Ergonomics and wrist pain
Your environment and ergonomics will affect your wrist pain tolerance. Here are some tips to help you modifiy them to reduce carpal tunnel syndrome.
Environment
Different people have different types of bodily circulation. Some have more efficient circulation, and their hands are mostly warm; some (like me), have less efficient circulation, and their hands are often cold.
This is nothing to worry about unless it is chronic – in this case you may have Raynaud’s whereby blood flow to your hands is severely restricted.
You can improve your circulation by staying fit, but circulatory issues are almost certainly not at the heart of why your wrists are sore, just a mild contributing factor. All this is saying is that your body is more suited to a warm climate.
But if you live in a cold climate you absolutely must keep your hands warm as much as you can. Simple woolen gloves are cheap, and sheep don’t need that fleece in summer, so you’re doing the world a favor by reducing the stockpile of wool!
If you need to carry on working on the computer you can get a heated infrared gloves. While infrared is no longer considered a reliable treatment for sprains and strains, it is excellent for keeping the area warm. Don’t use excessive heat to treat wrist pain, though.

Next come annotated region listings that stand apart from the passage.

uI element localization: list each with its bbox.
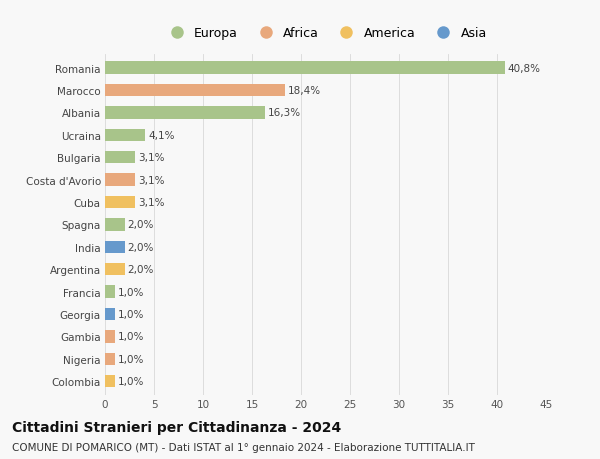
Text: 3,1%: 3,1% (139, 175, 165, 185)
Text: 3,1%: 3,1% (139, 197, 165, 207)
Bar (105, 196, 136, 209)
Text: Cittadini Stranieri per Cittadinanza - 2024: Cittadini Stranieri per Cittadinanza - 2… (12, 420, 341, 434)
Bar (105, 152, 136, 164)
Text: 3,1%: 3,1% (139, 153, 165, 163)
Text: 4,1%: 4,1% (148, 130, 175, 140)
Bar (105, 375, 115, 387)
Text: 1,0%: 1,0% (118, 332, 144, 341)
Bar (105, 107, 265, 119)
Bar (105, 129, 145, 142)
Legend: Europa, Africa, America, Asia: Europa, Africa, America, Asia (164, 28, 487, 40)
Text: 1,0%: 1,0% (118, 376, 144, 386)
Text: 18,4%: 18,4% (288, 86, 322, 96)
Bar (105, 330, 115, 343)
Text: COMUNE DI POMARICO (MT) - Dati ISTAT al 1° gennaio 2024 - Elaborazione TUTTITALI: COMUNE DI POMARICO (MT) - Dati ISTAT al … (12, 442, 475, 452)
Bar (105, 174, 136, 186)
Text: 1,0%: 1,0% (118, 309, 144, 319)
Text: 16,3%: 16,3% (268, 108, 301, 118)
Bar (105, 286, 115, 298)
Text: 2,0%: 2,0% (128, 220, 154, 230)
Text: 40,8%: 40,8% (508, 63, 541, 73)
Bar (105, 219, 125, 231)
Text: 1,0%: 1,0% (118, 287, 144, 297)
Text: 1,0%: 1,0% (118, 354, 144, 364)
Bar (105, 62, 505, 75)
Bar (105, 308, 115, 320)
Text: 2,0%: 2,0% (128, 242, 154, 252)
Text: 2,0%: 2,0% (128, 264, 154, 274)
Bar (105, 263, 125, 276)
Bar (105, 85, 286, 97)
Bar (105, 241, 125, 253)
Bar (105, 353, 115, 365)
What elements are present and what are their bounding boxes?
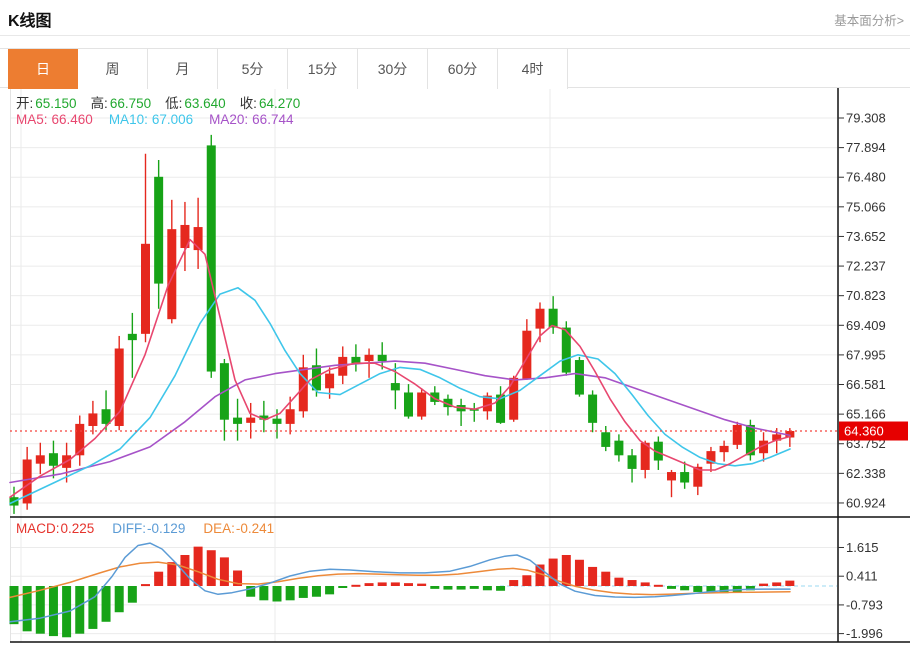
svg-text:79.308: 79.308	[846, 111, 886, 126]
tab-60min[interactable]: 60分	[428, 49, 498, 89]
ma5-value: MA5: 66.460	[16, 112, 93, 127]
page-header: K线图 基本面分析>	[0, 0, 910, 36]
svg-text:77.894: 77.894	[846, 140, 886, 155]
current-price-badge: 64.360	[839, 421, 908, 441]
fundamental-analysis-link[interactable]: 基本面分析>	[834, 14, 904, 28]
low-value: 低: 63.640	[165, 96, 226, 111]
dea-value: DEA:-0.241	[203, 521, 275, 536]
svg-text:65.166: 65.166	[846, 407, 886, 422]
close-value: 收: 64.270	[239, 96, 301, 111]
open-value: 开: 65.150	[16, 96, 77, 111]
ma5-line	[9, 238, 791, 499]
ma20-line	[9, 360, 791, 484]
ohlc-legend: 开: 65.150 高: 66.750 低: 63.640 收: 64.270	[16, 92, 314, 112]
svg-text:-0.793: -0.793	[846, 597, 883, 612]
ma10-line	[9, 286, 791, 505]
svg-text:-1.996: -1.996	[846, 626, 883, 641]
macd-value: MACD:0.225	[16, 521, 95, 536]
svg-text:70.823: 70.823	[846, 288, 886, 303]
ma20-value: MA20: 66.744	[209, 112, 294, 127]
tab-day[interactable]: 日	[8, 49, 78, 89]
svg-text:66.581: 66.581	[846, 377, 886, 392]
svg-text:75.066: 75.066	[846, 199, 886, 214]
svg-text:64.360: 64.360	[844, 424, 884, 439]
diff-line	[9, 542, 791, 623]
svg-text:76.480: 76.480	[846, 170, 886, 185]
svg-text:62.338: 62.338	[846, 466, 886, 481]
tab-week[interactable]: 周	[78, 49, 148, 89]
svg-text:60.924: 60.924	[846, 495, 886, 510]
macd-histogram	[9, 546, 795, 638]
axis-labels: 79.308 77.894 76.480 75.066 73.652 72.237 70.8…	[838, 111, 886, 641]
dea-line	[9, 561, 791, 599]
svg-text:73.652: 73.652	[846, 229, 886, 244]
candles	[9, 134, 795, 514]
tab-4hour[interactable]: 4时	[498, 49, 568, 89]
tab-month[interactable]: 月	[148, 49, 218, 89]
svg-text:67.995: 67.995	[846, 347, 886, 362]
tabbar-filler	[568, 49, 910, 87]
gridlines	[10, 88, 837, 642]
ma-legend: MA5: 66.460 MA10: 67.006 MA20: 66.744	[16, 112, 309, 127]
tab-15min[interactable]: 15分	[288, 49, 358, 89]
diff-value: DIFF:-0.129	[112, 521, 186, 536]
tab-30min[interactable]: 30分	[358, 49, 428, 89]
ma10-value: MA10: 67.006	[108, 112, 194, 127]
svg-text:0.411: 0.411	[846, 569, 878, 584]
period-tabbar: 日 周 月 5分 15分 30分 60分 4时	[0, 48, 910, 89]
svg-text:69.409: 69.409	[846, 318, 886, 333]
svg-text:1.615: 1.615	[846, 540, 879, 555]
page-title: K线图	[8, 13, 52, 30]
macd-legend: MACD:0.225 DIFF:-0.129 DEA:-0.241	[16, 521, 292, 536]
tab-5min[interactable]: 5分	[218, 49, 288, 89]
high-value: 高: 66.750	[90, 96, 152, 111]
svg-text:72.237: 72.237	[846, 259, 886, 274]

Ergonomics – how you do your work
Ergonomics is a huge field of study and we could devote pages and pages to it here, but in my experience it is a minor contributing factor.
The most important thing to do is change your position regularly. If you use your mouse on the right, try switching to the left every so often – it’ll take a few hours to get used to it, but it halves the impact on your wrists.
Better still purchase a couple of different types of computer mice and alternate them. And occasionally use the trackpad if you have a laptop.
Make sure that you adjust the height of your chair, and the distance of your computer keyboard from your desk every day.
On some days you should use a wrist rest for your keyboard (a rolled up towel is fine), and on other days you shouldn’t. Try an ergonomic computer keyboard (but remember that typing isn’t ergonomic, so it’s not a solution in and of itself).
Some days it’s fine to slouch. Slouch backwards, then to one side, then the other side. Now sit upright. Now lean forwards. Now stretch.
Ideally, every few hours, or at least every day, you should change something about how you’re sitting, and the position of the items that you use. The purpose of this is to start using your muscles in a wider range of motion. Don’t move them into a position that’s unduly uncomfortable.